Getonwitit · 12/08/2024 19:52

How dare your colleagues be concerned about you, what a bloody cheek.

Nadeed · 12/08/2024 19:52

johann12 · 12/08/2024 19:50

She said people in shops are asking about her hand. It would annoy me as well. My point is people don't really care about what they ask. They just think they're meant to just talk, and it can be intrusive

Then just lie if you can't say it is eczema.

Everydayimhuffling · 12/08/2024 19:54

I'm a teacher so I'm literally trained to ask about any visible injuries, among other things, as part of safeguarding training. You are being really unreasonable. There's no reason that someone would guess it was a sensitive subject. They are literally checking in that you are ok. I agree with PP that it's an invitation to connect. You can accept it or not.

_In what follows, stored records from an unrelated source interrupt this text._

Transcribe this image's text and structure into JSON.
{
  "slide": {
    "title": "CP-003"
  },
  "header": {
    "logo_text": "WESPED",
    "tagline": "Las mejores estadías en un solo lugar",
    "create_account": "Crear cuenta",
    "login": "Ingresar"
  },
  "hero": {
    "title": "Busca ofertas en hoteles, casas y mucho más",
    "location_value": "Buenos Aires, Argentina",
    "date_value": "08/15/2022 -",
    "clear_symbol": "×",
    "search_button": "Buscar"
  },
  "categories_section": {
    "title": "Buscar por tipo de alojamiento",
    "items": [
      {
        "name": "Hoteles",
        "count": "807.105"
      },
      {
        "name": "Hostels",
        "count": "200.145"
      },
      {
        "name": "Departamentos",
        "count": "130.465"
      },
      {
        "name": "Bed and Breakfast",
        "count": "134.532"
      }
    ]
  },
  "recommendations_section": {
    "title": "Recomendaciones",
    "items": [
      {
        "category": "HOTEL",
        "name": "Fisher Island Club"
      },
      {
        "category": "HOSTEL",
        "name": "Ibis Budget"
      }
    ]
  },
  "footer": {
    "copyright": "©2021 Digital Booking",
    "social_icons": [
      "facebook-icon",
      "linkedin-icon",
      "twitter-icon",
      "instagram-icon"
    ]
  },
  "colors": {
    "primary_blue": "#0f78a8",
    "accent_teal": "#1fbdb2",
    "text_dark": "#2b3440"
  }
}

HoppityBun · 12/08/2024 19:57

I find it intrusive if people are nosey but it’s also an opportunity to educate because many people don’t grasp how seriously these conditions affect people’s lives. So I’d definitely suggest that you say: thanks I have very bad eczema and it has become very infected but I’d prefer not to discuss it.

LaraThot · 12/08/2024 19:58

People are always going to comment unfortunately. Same with even the most minor of haircuts. Oh youve had your hair cut!

TimetoPour · 12/08/2024 19:59

I get it OP as I have a tough time with a skin complaint too. However, it is typical of most people to make idle conversation. Ooh! What happened to your hand? Cor! How did you get that shiner? It’s not out of unkindness or suggesting there is something wrong. People just love a chat. Make something up if you don’t want to say. No harm done.